In this latest scientific article from svexa’s team, Rikard Eriksson, Johan Nicander, Moa Johansson & C. Mikael Mattsson describe the principles and accuracy of their innovative new system for automatic generation of high quality coaching plans mimicking the style of a specific trainer. This approach is now one of the microservices in svexa’s system.
Optimal training planning is a combination of art and science, a time-consuming task that requires expert knowledge. As such, it is often exclusively available to top tier athletes. Many athletes outside the elite do not have access or cannot afford to hire a professional coach to help them create their training plans. In this study, the team investigate if it is possible to use the historical training logs of elite swimmers to construct detailed weekly training plans similar to how a specific professional coach would have planned. They present an innovative new software system based on machine learning and genetic algorithms for generation of detailed weekly training plans based on desired volume, intensity, training frequency, and athlete characteristics. The system schedules training sessions from a library extracted from training plans written by a professional swimming coach.

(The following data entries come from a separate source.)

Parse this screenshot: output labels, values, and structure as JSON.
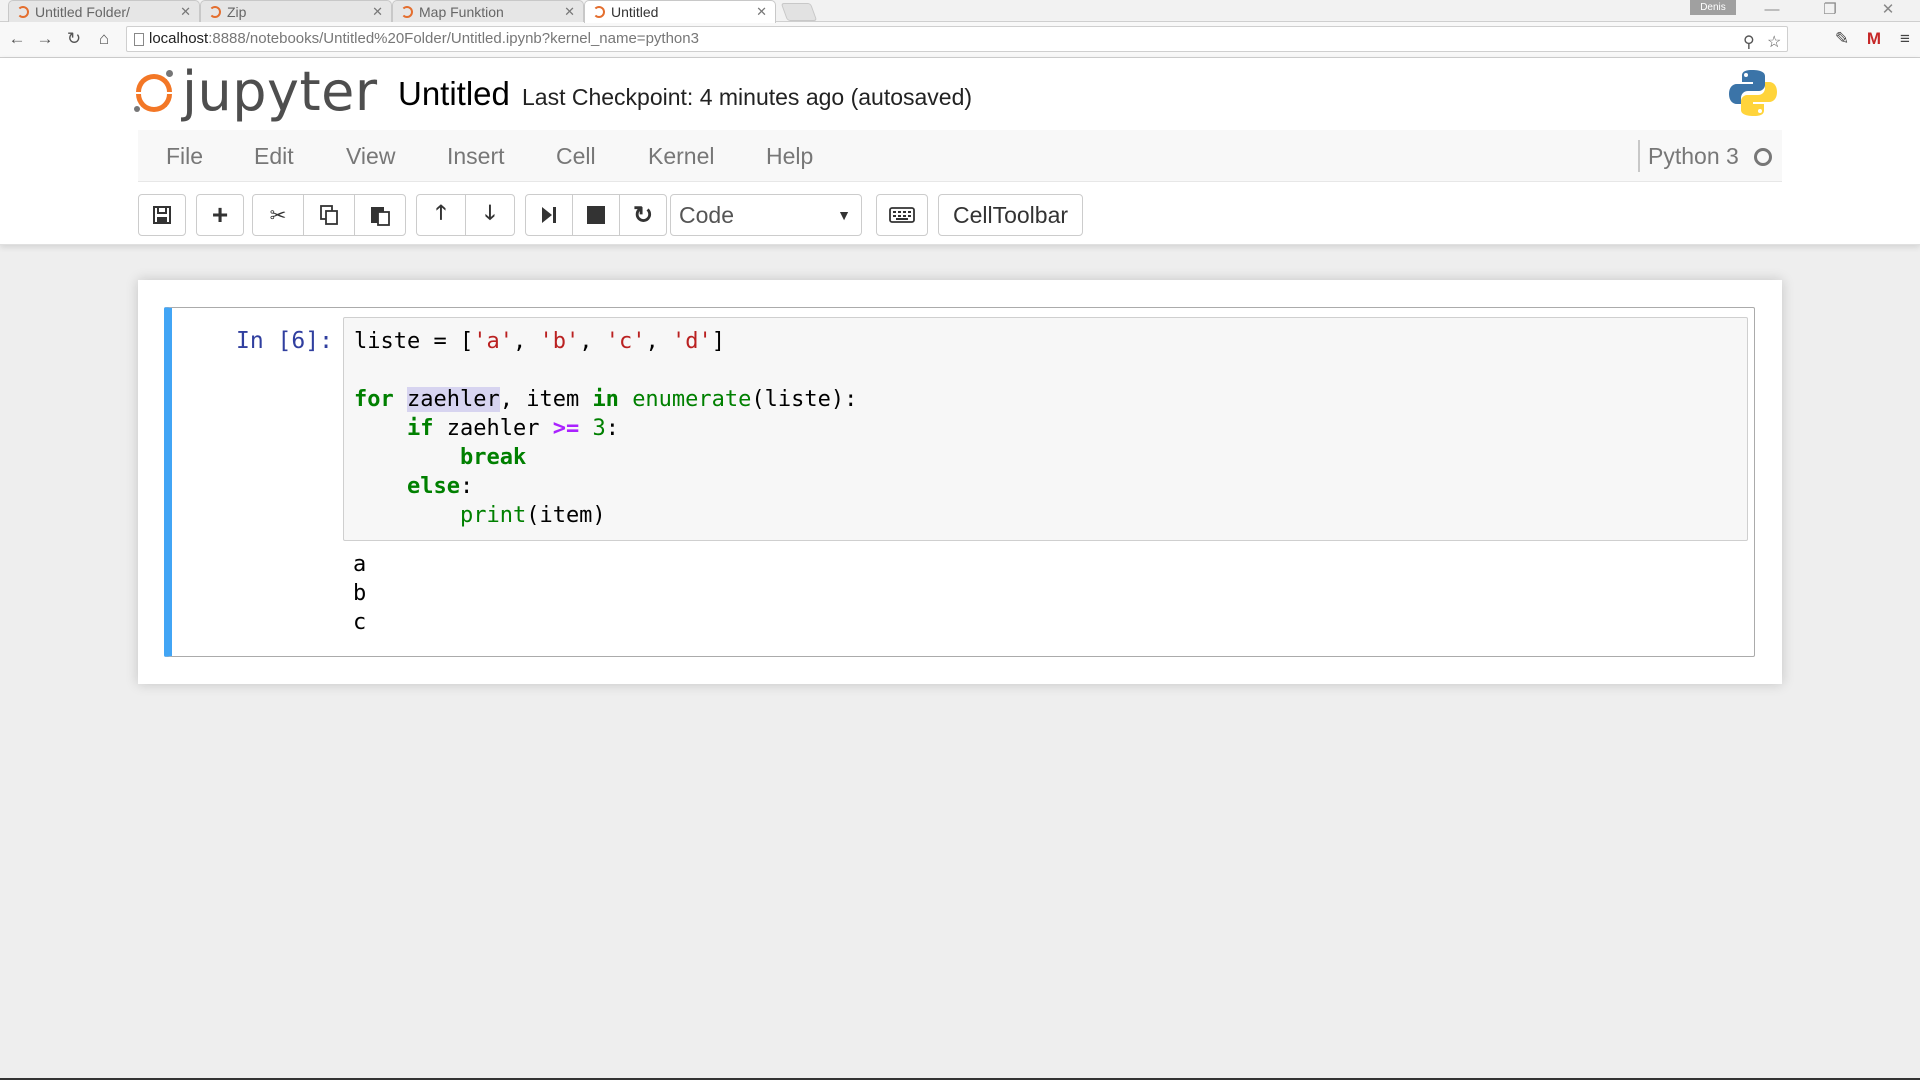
{
  "browser": {
    "tabs": [
      {
        "label": "Untitled Folder/",
        "active": false
      },
      {
        "label": "Zip",
        "active": false
      },
      {
        "label": "Map Funktion",
        "active": false
      },
      {
        "label": "Untitled",
        "active": true
      }
    ],
    "profile": "Denis",
    "url_host": "localhost",
    "url_rest": ":8888/notebooks/Untitled%20Folder/Untitled.ipynb?kernel_name=python3"
  },
  "header": {
    "logo_text": "jupyter",
    "notebook_title": "Untitled",
    "checkpoint": "Last Checkpoint: 4 minutes ago (autosaved)"
  },
  "menu": {
    "items": [
      "File",
      "Edit",
      "View",
      "Insert",
      "Cell",
      "Kernel",
      "Help"
    ],
    "kernel_name": "Python 3"
  },
  "toolbar": {
    "cell_type": "Code",
    "celltoolbar_label": "CellToolbar"
  },
  "cell": {
    "prompt": "In [6]:",
    "output_lines": [
      "a",
      "b",
      "c"
    ]
  },
  "colors": {
    "accent": "#42a5f5",
    "jupyter_orange": "#f37726"
  }
}
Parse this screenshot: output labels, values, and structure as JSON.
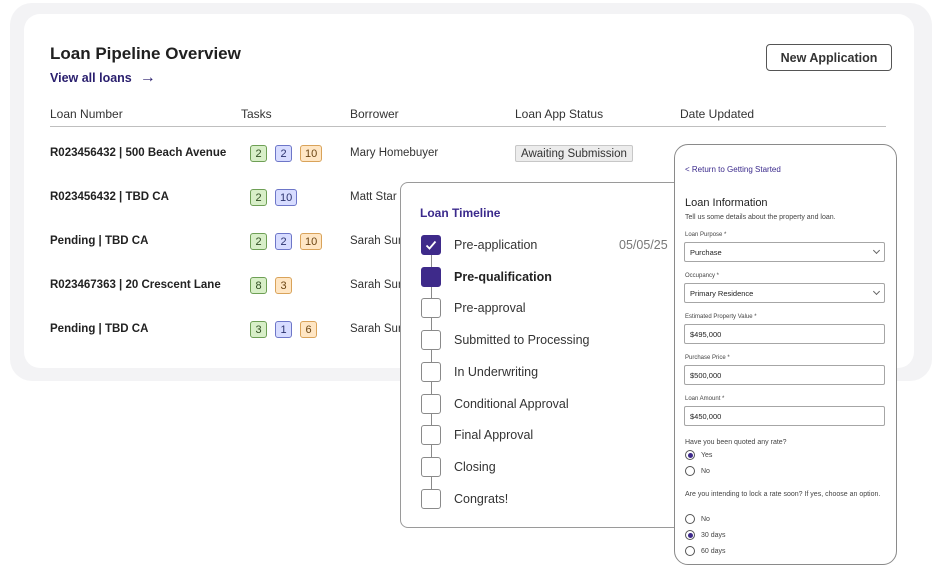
{
  "header": {
    "title": "Loan Pipeline Overview",
    "view_all": "View all loans",
    "arrow_glyph": "→",
    "new_application": "New Application"
  },
  "table": {
    "columns": [
      "Loan Number",
      "Tasks",
      "Borrower",
      "Loan App Status",
      "Date Updated"
    ],
    "rows": [
      {
        "loan": "R023456432 | 500 Beach Avenue",
        "tasks": [
          {
            "v": "2",
            "c": "green"
          },
          {
            "v": "2",
            "c": "blue"
          },
          {
            "v": "10",
            "c": "orange"
          }
        ],
        "borrower": "Mary Homebuyer",
        "status": "Awaiting Submission"
      },
      {
        "loan": "R023456432 | TBD CA",
        "tasks": [
          {
            "v": "2",
            "c": "green"
          },
          {
            "v": "10",
            "c": "blue"
          }
        ],
        "borrower": "Matt Star",
        "status": ""
      },
      {
        "loan": "Pending | TBD CA",
        "tasks": [
          {
            "v": "2",
            "c": "green"
          },
          {
            "v": "2",
            "c": "blue"
          },
          {
            "v": "10",
            "c": "orange"
          }
        ],
        "borrower": "Sarah Sur",
        "status": ""
      },
      {
        "loan": "R023467363 | 20 Crescent Lane",
        "tasks": [
          {
            "v": "8",
            "c": "green"
          },
          {
            "v": "3",
            "c": "orange"
          }
        ],
        "borrower": "Sarah Sur",
        "status": ""
      },
      {
        "loan": "Pending | TBD CA",
        "tasks": [
          {
            "v": "3",
            "c": "green"
          },
          {
            "v": "1",
            "c": "blue"
          },
          {
            "v": "6",
            "c": "orange"
          }
        ],
        "borrower": "Sarah Sur",
        "status": ""
      }
    ]
  },
  "timeline": {
    "title": "Loan Timeline",
    "date": "05/05/25",
    "steps": [
      {
        "label": "Pre-application",
        "state": "checked"
      },
      {
        "label": "Pre-qualification",
        "state": "current"
      },
      {
        "label": "Pre-approval",
        "state": "todo"
      },
      {
        "label": "Submitted to Processing",
        "state": "todo"
      },
      {
        "label": "In Underwriting",
        "state": "todo"
      },
      {
        "label": "Conditional Approval",
        "state": "todo"
      },
      {
        "label": "Final Approval",
        "state": "todo"
      },
      {
        "label": "Closing",
        "state": "todo"
      },
      {
        "label": "Congrats!",
        "state": "todo"
      }
    ]
  },
  "phone": {
    "back": "< Return to Getting Started",
    "title": "Loan Information",
    "subtitle": "Tell us some details about the property and loan.",
    "fields": [
      {
        "label": "Loan Purpose *",
        "value": "Purchase",
        "select": true
      },
      {
        "label": "Occupancy *",
        "value": "Primary Residence",
        "select": true
      },
      {
        "label": "Estimated Property Value *",
        "value": "$495,000",
        "select": false
      },
      {
        "label": "Purchase Price *",
        "value": "$500,000",
        "select": false
      },
      {
        "label": "Loan Amount *",
        "value": "$450,000",
        "select": false
      }
    ],
    "q1": "Have you been quoted any rate?",
    "q1_options": [
      {
        "label": "Yes",
        "checked": true
      },
      {
        "label": "No",
        "checked": false
      }
    ],
    "q2": "Are you intending to lock a rate soon? If yes, choose an option.",
    "q2_options": [
      {
        "label": "No",
        "checked": false
      },
      {
        "label": "30 days",
        "checked": true
      },
      {
        "label": "60 days",
        "checked": false
      }
    ]
  },
  "colors": {
    "accent": "#3e2a8a",
    "badge_green": "#d8efc8",
    "badge_blue": "#d7dcff",
    "badge_orange": "#ffe6c4"
  }
}
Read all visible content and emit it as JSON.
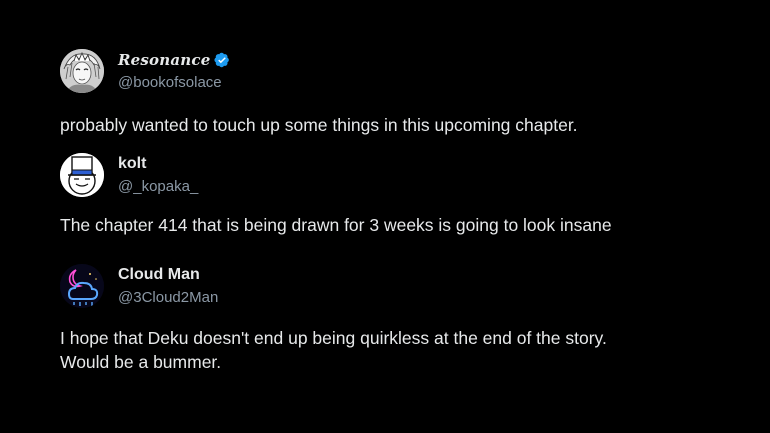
{
  "posts": [
    {
      "display_name": "Resonance",
      "handle": "@bookofsolace",
      "verified": true,
      "text": "probably wanted to touch up some things in this upcoming chapter."
    },
    {
      "display_name": "kolt",
      "handle": "@_kopaka_",
      "verified": false,
      "text": "The chapter 414 that is being drawn for 3 weeks is going to look insane"
    },
    {
      "display_name": "Cloud Man",
      "handle": "@3Cloud2Man",
      "verified": false,
      "text_lines": [
        "I hope that Deku doesn't end up being quirkless at the end of the story.",
        "Would be a bummer."
      ]
    }
  ],
  "colors": {
    "background": "#000000",
    "text": "#e7e9ea",
    "handle": "#8b98a5",
    "verified_badge": "#1d9bf0"
  },
  "icons": {
    "avatar_1": "manga-character-avatar",
    "avatar_2": "top-hat-cartoon-avatar",
    "avatar_3": "neon-cloud-moon-avatar",
    "verified": "verified-badge-icon"
  }
}
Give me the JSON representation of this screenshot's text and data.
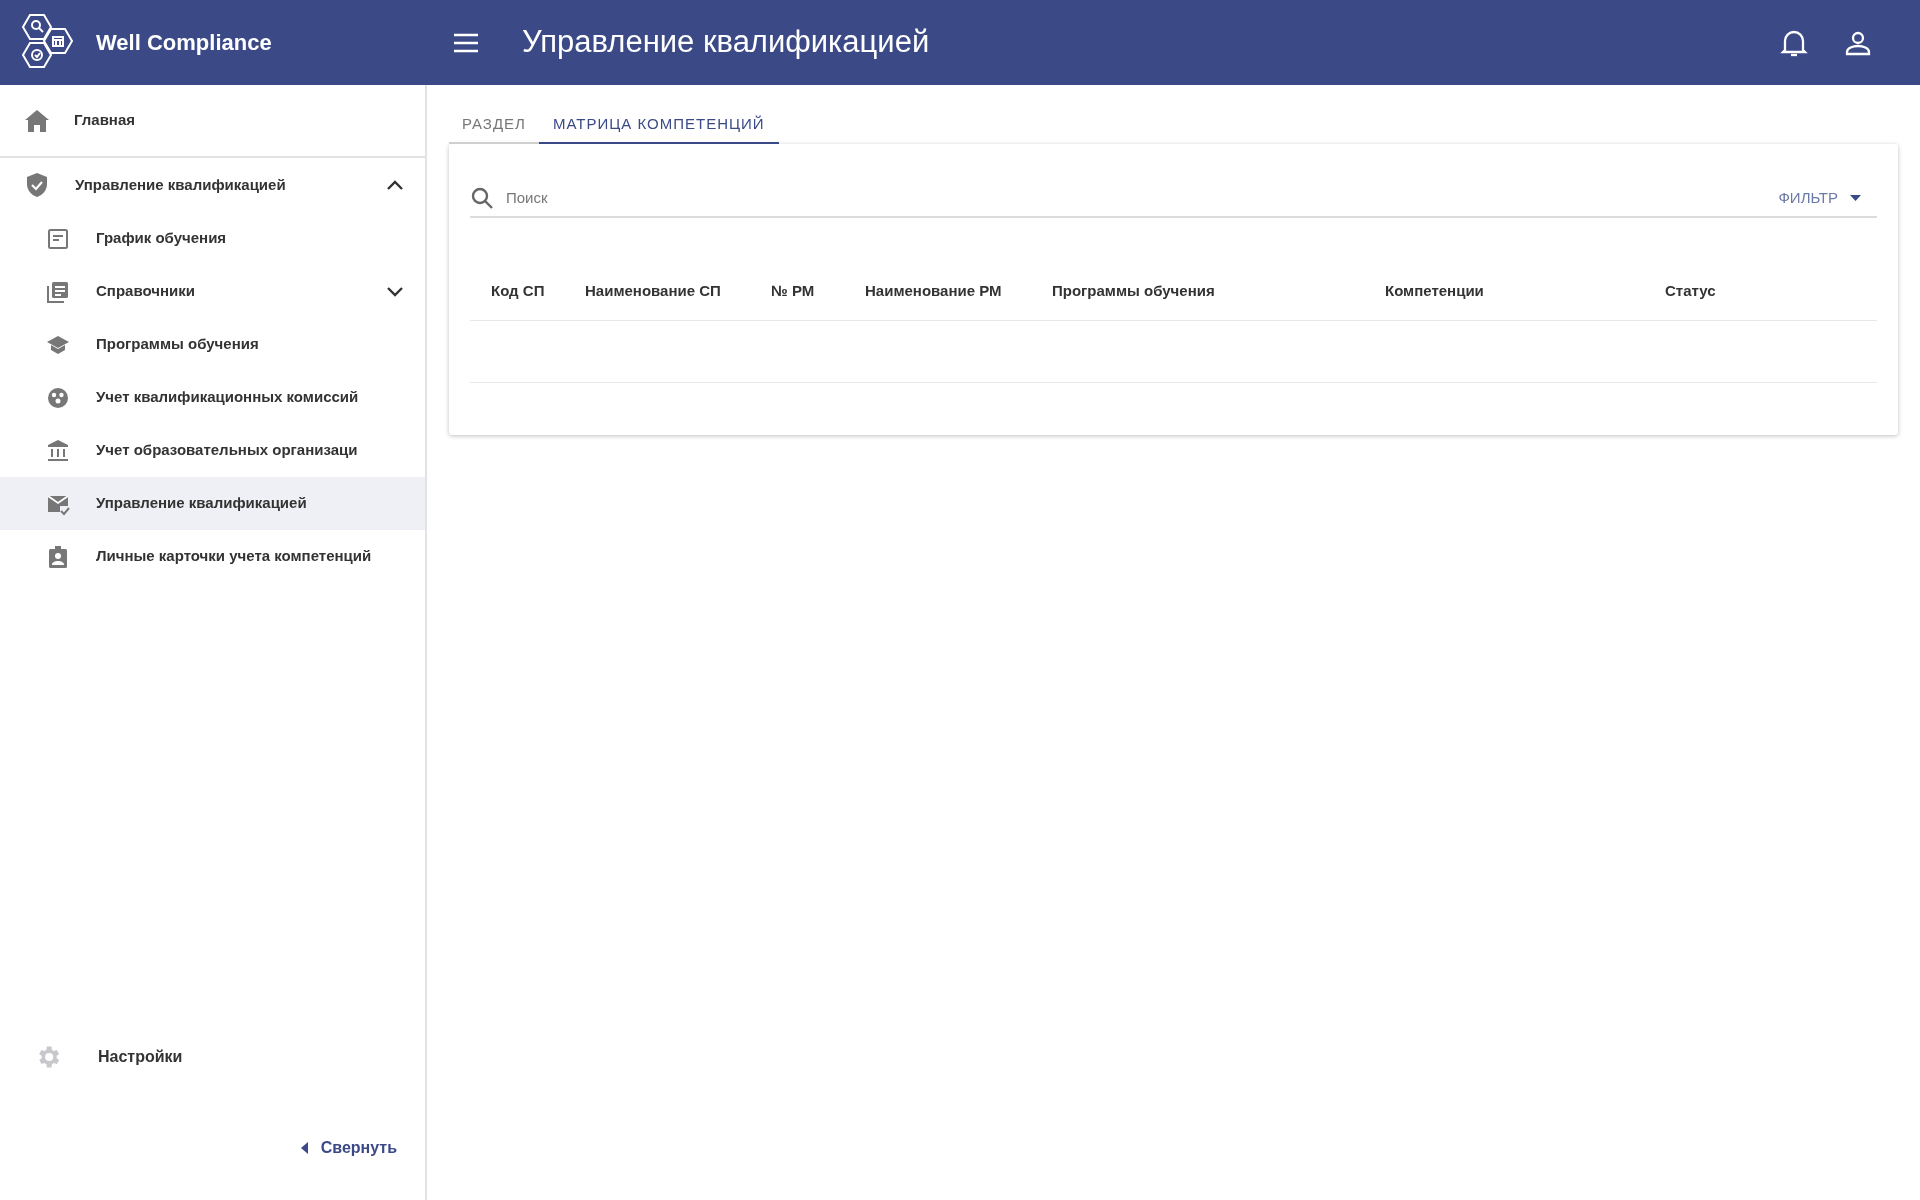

Results show that the proposed system is able to generate highly accurate training plans in terms of training load, types of sessions, and structure, closely aligned with plans developed by the human coach.
With this sort of scientific progress, svexa continues to lead the field of athlete physiology and performance. The findings of this research are incorporated into svexa’s innovative coaching tools such as Ellida, our automatic training planning platform.